A signaler que les grévistes ne subiront guère de retraits sur salaires, puisque la méthode de SUD depuis plusieurs années consiste pour les équipes à exploiter le système des trois huit et à bloquer les usines par roulement pendant leur tranche horaire de repos.

Le mouvement va-t-il s'éteindre ?

Pour savoir s'il faiblit mardi à la faveur de la pause de la Toussaint
, rappelons les éléments de comparaison.
Lors de la dernière journée d'actions interprofessionnelle jeudi, 70.000 jeunes - lycéens et étudiants confondus - étaient descendus dans les rues, selon les chiffres de plusieurs organisations comme le Mouvement des jeunes socialistes (
MJS), membre du collectif "La retraite, une affaire de jeunes"
.





Si !
A 14-15 ans,
on est "assez grand"
(S. Royal)



Les universités sont au travail, les lycées et collèges en vacances

Depuis vendredi, toutes les académies sont en vacances. Collèges et lycées sont donc fermés, mais ce n'est pas le cas des universités, dont les dates de fermeture varient en fonction de leur date de rentrée.
Au nombre de facs bloquées, l'UNEF communique désormais plutôt celui des assemblées générales d'étudiants, parfois massives, qui votent – à main levée - des journées de grève qui coïncident avec les journées de mobilisation interprofessionnelle.

Sud Etudiants a recensé pour sa part une vingtaine de "facs en lutte" (terminologie obscurantiste), soit en grève et fermées , soit perturbées avec installation de barrages filtrants à l'entrée.

Mais le ministère de l'Enseignement supérieur dément ces chiffres. Lundi, la faculté de Pau était bloquée et Rennes II perturbée, a précisé un porte-parole.

L'UNEF ne prend pas le risque d'appels à manifester mardi




J.-B. Prevost au côté de Didier Guillot,
adjoint au maire socialiste de Paris
chargé de la vie étudiante





L'UNEF redoute un échec et se radicalise sous la pression de SUD étudiants.
Il organisera donc des actions politiques allant de sit-ins devant des locaux de parlementaires, de l'UMP ou du MEDEF, à des rassemblements et à des "opérations coups de poing", sans plus de précision.
Cette dérégulation des modes d'action - de type harcèlement révolutionnaire - a deux avantages :
- ne pas compter le nombre de manifestants, forcément inférieur à ceux des autres journées de mobilisation,
- et prévenir tout débordement, après les violents accrochages qui se sont déroulés en marge des derniers cortèges de jeunes, notamment à Lyon.

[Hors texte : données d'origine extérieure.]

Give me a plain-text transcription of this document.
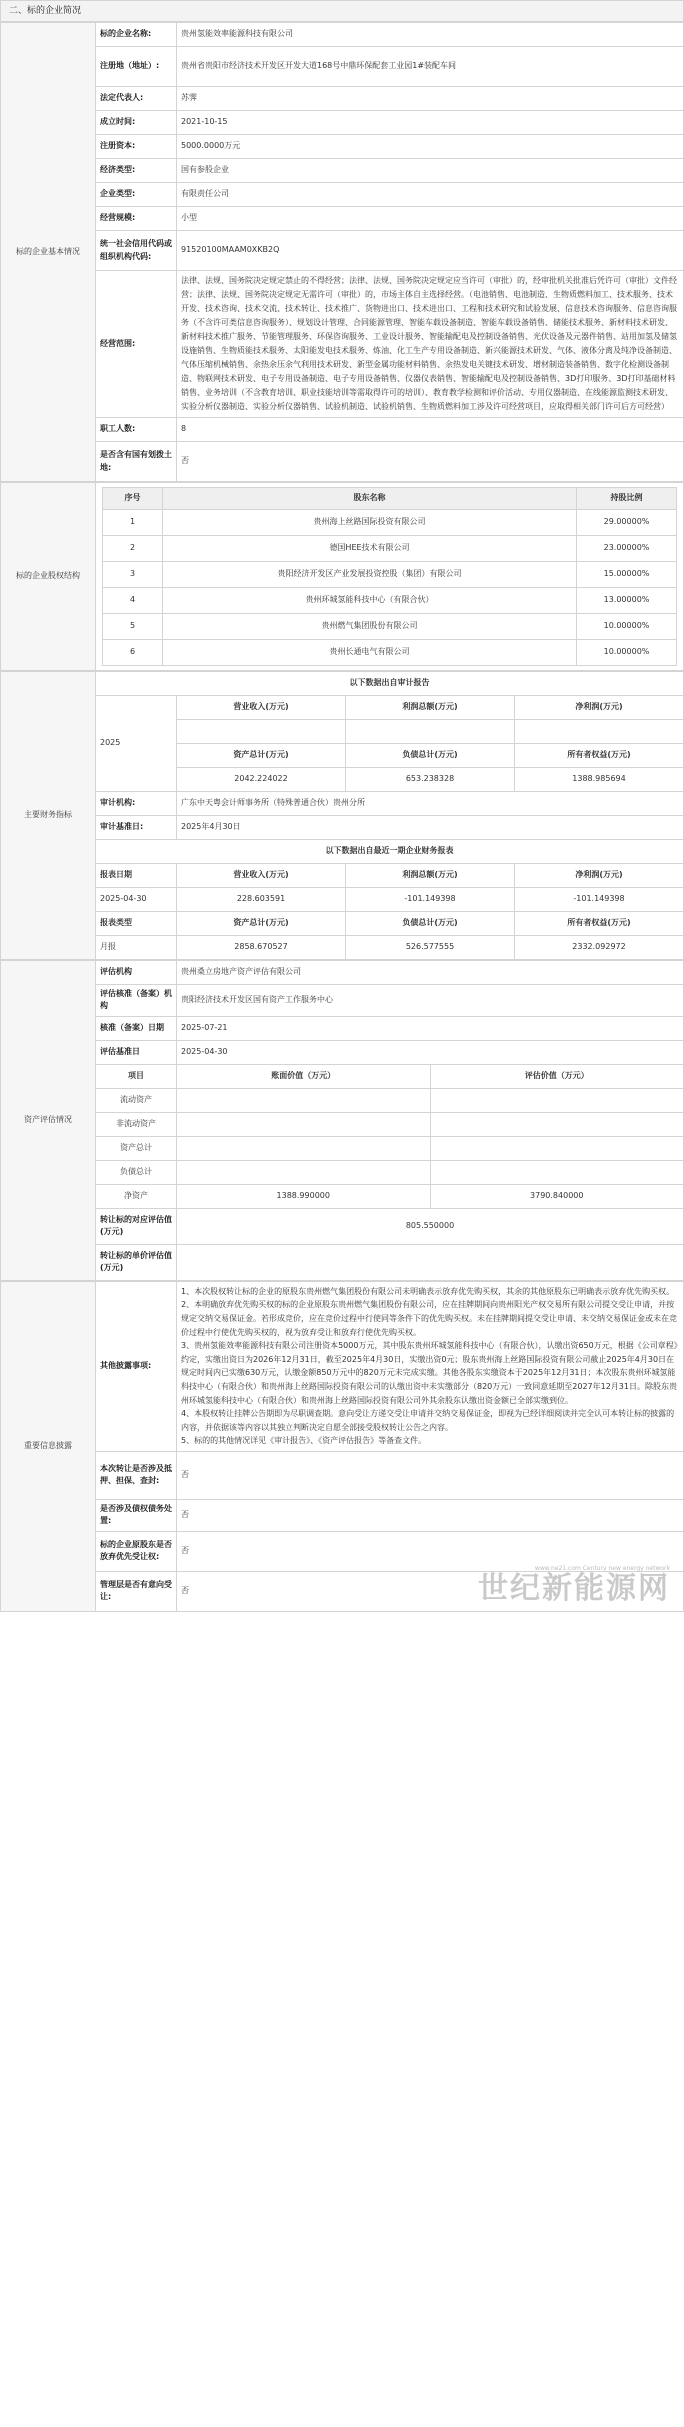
二、标的企业简况
标的企业基本情况	标的企业名称:	贵州氢能效率能源科技有限公司
	注册地（地址）:	贵州省贵阳市经济技术开发区开发大道168号中鼎环保配套工业园1#装配车间
	法定代表人:	苏霁
	成立时间:	2021-10-15
	注册资本:	5000.0000万元
	经济类型:	国有参股企业
	企业类型:	有限责任公司
	经营规模:	小型
	统一社会信用代码或组织机构代码:	91520100MAAM0XKB2Q
	经营范围:	法律、法规、国务院决定规定禁止的不得经营；法律、法规、国务院决定规定应当许可（审批）的，经审批机关批准后凭许可（审批）文件经营；法律、法规、国务院决定规定无需许可（审批）的，市场主体自主选择经营。（电池销售、电池制造、生物质燃料加工、技术服务、技术开发、技术咨询、技术交流、技术转让、技术推广、货物进出口、技术进出口、工程和技术研究和试验发展、信息技术咨询服务、信息咨询服务（不含许可类信息咨询服务）、规划设计管理、合同能源管理、智能车载设备制造、智能车载设备销售、储能技术服务、新材料技术研发、新材料技术推广服务、节能管理服务、环保咨询服务、工业设计服务、智能输配电及控制设备销售、光伏设备及元器件销售、站用加氢及储氢设施销售、生物质能技术服务、太阳能发电技术服务、炼油、化工生产专用设备制造、新兴能源技术研发、气体、液体分离及纯净设备制造、气体压缩机械销售、余热余压余气利用技术研发、新型金属功能材料销售、余热发电关键技术研发、增材制造装备销售、数字化检测设备制造、物联网技术研发、电子专用设备制造、电子专用设备销售、仪器仪表销售、智能输配电及控制设备销售、3D打印服务、3D打印基础材料销售、业务培训（不含教育培训、职业技能培训等需取得许可的培训）、教育教学检测和评价活动、专用仪器制造、在线能源监测技术研发、实验分析仪器制造、实验分析仪器销售、试验机制造、试验机销售、生物质燃料加工涉及许可经营项目，应取得相关部门许可后方可经营）
	职工人数:	8
	是否含有国有划拨土地:	否
标的企业股权结构	
序号	股东名称	持股比例
1	贵州海上丝路国际投资有限公司	29.00000%
2	德国HEE技术有限公司	23.00000%
3	贵阳经济开发区产业发展投资控股（集团）有限公司	15.00000%
4	贵州环城氢能科技中心（有限合伙）	13.00000%
5	贵州燃气集团股份有限公司	10.00000%
6	贵州长通电气有限公司	10.00000%
主要财务指标	以下数据出自审计报告			
	2025	营业收入(万元)	利润总额(万元)	净利润(万元)

		资产总计(万元)	负债总计(万元)	所有者权益(万元)
		2042.224022	653.238328	1388.985694
	审计机构:	广东中天粤会计师事务所（特殊普通合伙）贵州分所		
	审计基准日:	2025年4月30日		
	以下数据出自最近一期企业财务报表			
	报表日期	营业收入(万元)	利润总额(万元)	净利润(万元)
	2025-04-30	228.603591	-101.149398	-101.149398
	报表类型	资产总计(万元)	负债总计(万元)	所有者权益(万元)
	月报	2858.670527	526.577555	2332.092972
资产评估情况	评估机构	贵州桑立房地产资产评估有限公司	
	评估核准（备案）机构	贵阳经济技术开发区国有资产工作服务中心	
	核准（备案）日期	2025-07-21	
	评估基准日	2025-04-30	
	项目	账面价值（万元）	评估价值（万元）
	流动资产		
	非流动资产		
	资产总计		
	负债总计		
	净资产	1388.990000	3790.840000
	转让标的对应评估值(万元)	805.550000	
	转让标的单价评估值(万元)		
重要信息披露	其他披露事项:	1、本次股权转让标的企业的原股东贵州燃气集团股份有限公司未明确表示放弃优先购买权，其余的其他原股东已明确表示放弃优先购买权。
2、本明确放弃优先购买权的标的企业原股东贵州燃气集团股份有限公司，应在挂牌期间向贵州阳光产权交易所有限公司提交受让申请，并按规定交纳交易保证金。若形成竞价，应在竞价过程中行使同等条件下的优先购买权。未在挂牌期间提交受让申请、未交纳交易保证金或未在竞价过程中行使优先购买权的，视为放弃受让和放弃行使优先购买权。
3、贵州氢能效率能源科技有限公司注册资本5000万元，其中股东贵州环城氢能科技中心（有限合伙），认缴出资650万元，根据《公司章程》约定，实缴出资日为2026年12月31日，截至2025年4月30日，实缴出资0元；股东贵州海上丝路国际投资有限公司截止2025年4月30日在规定时间内已实缴630万元，认缴金额850万元中的820万元未完成实缴。其他各股东实缴资本于2025年12月31日；本次股东贵州环城氢能科技中心（有限合伙）和贵州海上丝路国际投资有限公司的认缴出资中未实缴部分（820万元）一致同意延期至2027年12月31日。除股东贵州环城氢能科技中心（有限合伙）和贵州海上丝路国际投资有限公司外其余股东认缴出资金额已全部实缴到位。
4、本股权转让挂牌公告期即为尽职调查期。意向受让方递交受让申请并交纳交易保证金，即视为已经详细阅读并完全认可本转让标的披露的内容，并依据该等内容以其独立判断决定自愿全部接受股权转让公告之内容。
5、标的的其他情况详见《审计报告》、《资产评估报告》等备查文件。

	本次转让是否涉及抵押、担保、查封:	否
	是否涉及债权债务处置:	否
	标的企业原股东是否放弃优先受让权:	否
	管理层是否有意向受让:	否
www.ne21.com Century new energy network
世纪新能源网
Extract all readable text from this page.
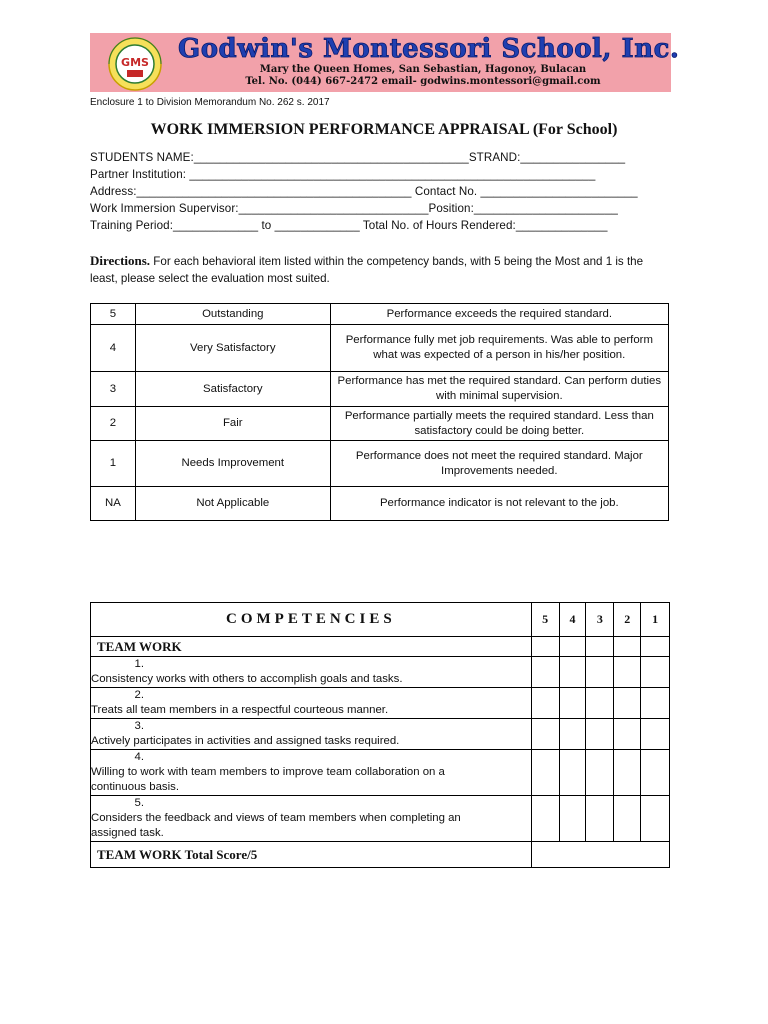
GMS Godwin's Montessori School, Inc.
Mary the Queen Homes, San Sebastian, Hagonoy, Bulacan
Tel. No. (044) 667-2472 email- godwins.montessori@gmail.com
Enclosure 1 to Division Memorandum No. 262 s. 2017
WORK IMMERSION PERFORMANCE APPRAISAL (For School)
STUDENTS NAME:__________________________________________STRAND:________________
Partner Institution: ______________________________________________________________
Address:__________________________________________ Contact No. ________________________
Work Immersion Supervisor:_____________________________Position:______________________
Training Period:_____________ to _____________ Total No. of Hours Rendered:______________
Directions. For each behavioral item listed within the competency bands, with 5 being the Most and 1 is the least, please select the evaluation most suited.
5	Outstanding	Performance exceeds the required standard.
4	Very Satisfactory	Performance fully met job requirements. Was able to perform what was expected of a person in his/her position.
3	Satisfactory	Performance has met the required standard. Can perform duties with minimal supervision.
2	Fair	Performance partially meets the required standard. Less than satisfactory could be doing better.
1	Needs Improvement	Performance does not meet the required standard. Major Improvements needed.
NA	Not Applicable	Performance indicator is not relevant to the job.
COMPETENCIES	5	4	3	2	1
TEAM WORK					
1.  Consistency works with others to accomplish goals and tasks.					
2.  Treats all team members in a respectful courteous manner.					
3.  Actively participates in activities and assigned tasks required.					
4.  Willing to work with team members to improve team collaboration on a continuous basis.					
5.  Considers the feedback and views of team members when completing an assigned task.					
TEAM WORK Total Score/5					
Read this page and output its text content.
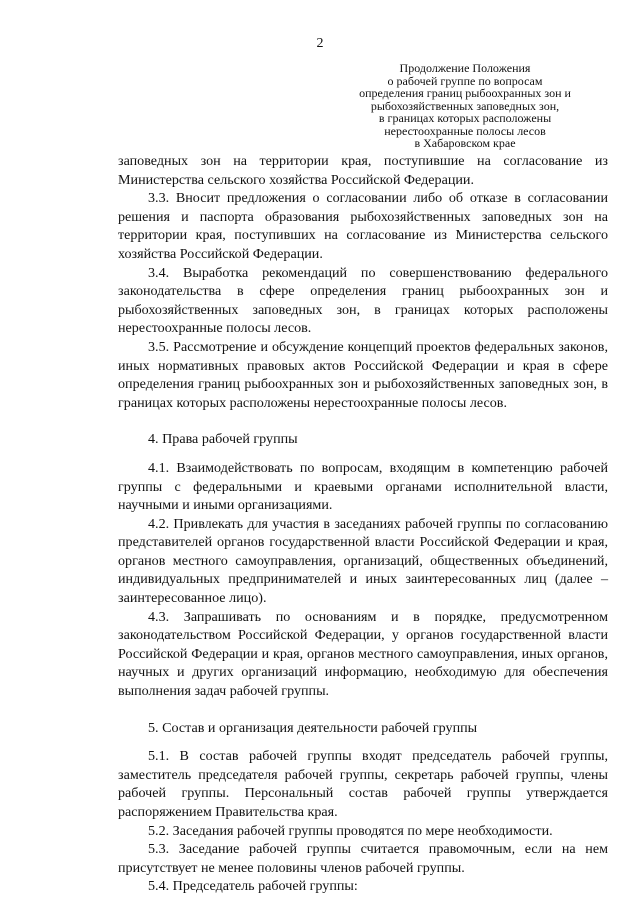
2
Продолжение Положения
о рабочей группе по вопросам
определения границ рыбоохранных зон и
рыбохозяйственных заповедных зон,
в границах которых расположены
нерестоохранные полосы лесов
в Хабаровском крае

заповедных зон на территории края, поступившие на согласование из Министерства сельского хозяйства Российской Федерации.

3.3. Вносит предложения о согласовании либо об отказе в согласовании решения и паспорта образования рыбохозяйственных заповедных зон на территории края, поступивших на согласование из Министерства сельского хозяйства Российской Федерации.

3.4. Выработка рекомендаций по совершенствованию федерального законодательства в сфере определения границ рыбоохранных зон и рыбохозяйственных заповедных зон, в границах которых расположены нерестоохранные полосы лесов.

3.5. Рассмотрение и обсуждение концепций проектов федеральных законов, иных нормативных правовых актов Российской Федерации и края в сфере определения границ рыбоохранных зон и рыбохозяйственных заповедных зон, в границах которых расположены нерестоохранные полосы лесов.

4. Права рабочей группы

4.1. Взаимодействовать по вопросам, входящим в компетенцию рабочей группы с федеральными и краевыми органами исполнительной власти, научными и иными организациями.

4.2. Привлекать для участия в заседаниях рабочей группы по согласованию представителей органов государственной власти Российской Федерации и края, органов местного самоуправления, организаций, общественных объединений, индивидуальных предпринимателей и иных заинтересованных лиц (далее – заинтересованное лицо).

4.3. Запрашивать по основаниям и в порядке, предусмотренном законодательством Российской Федерации, у органов государственной власти Российской Федерации и края, органов местного самоуправления, иных органов, научных и других организаций информацию, необходимую для обеспечения выполнения задач рабочей группы.

5. Состав и организация деятельности рабочей группы

5.1. В состав рабочей группы входят председатель рабочей группы, заместитель председателя рабочей группы, секретарь рабочей группы, члены рабочей группы. Персональный состав рабочей группы утверждается распоряжением Правительства края.

5.2. Заседания рабочей группы проводятся по мере необходимости.

5.3. Заседание рабочей группы считается правомочным, если на нем присутствует не менее половины членов рабочей группы.

5.4. Председатель рабочей группы:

Sur Canal +, Jean-Baptiste Prévost polémique
Visant au soutien de l'opinion, il a exigé des explications du gouvernement sur de supposées consignes aux forces de l'ordre.
"Je m'interroge [sic!] : est-ce que les préfets n'ont pas eu pour consigne de faire monter la tension avec les jeunes, pour montrer quelques images spectaculaires en fin de JT pour marquer l'opinion ?", a supputé le meneur syndical, lui-même présenté comme la marionnette du PS.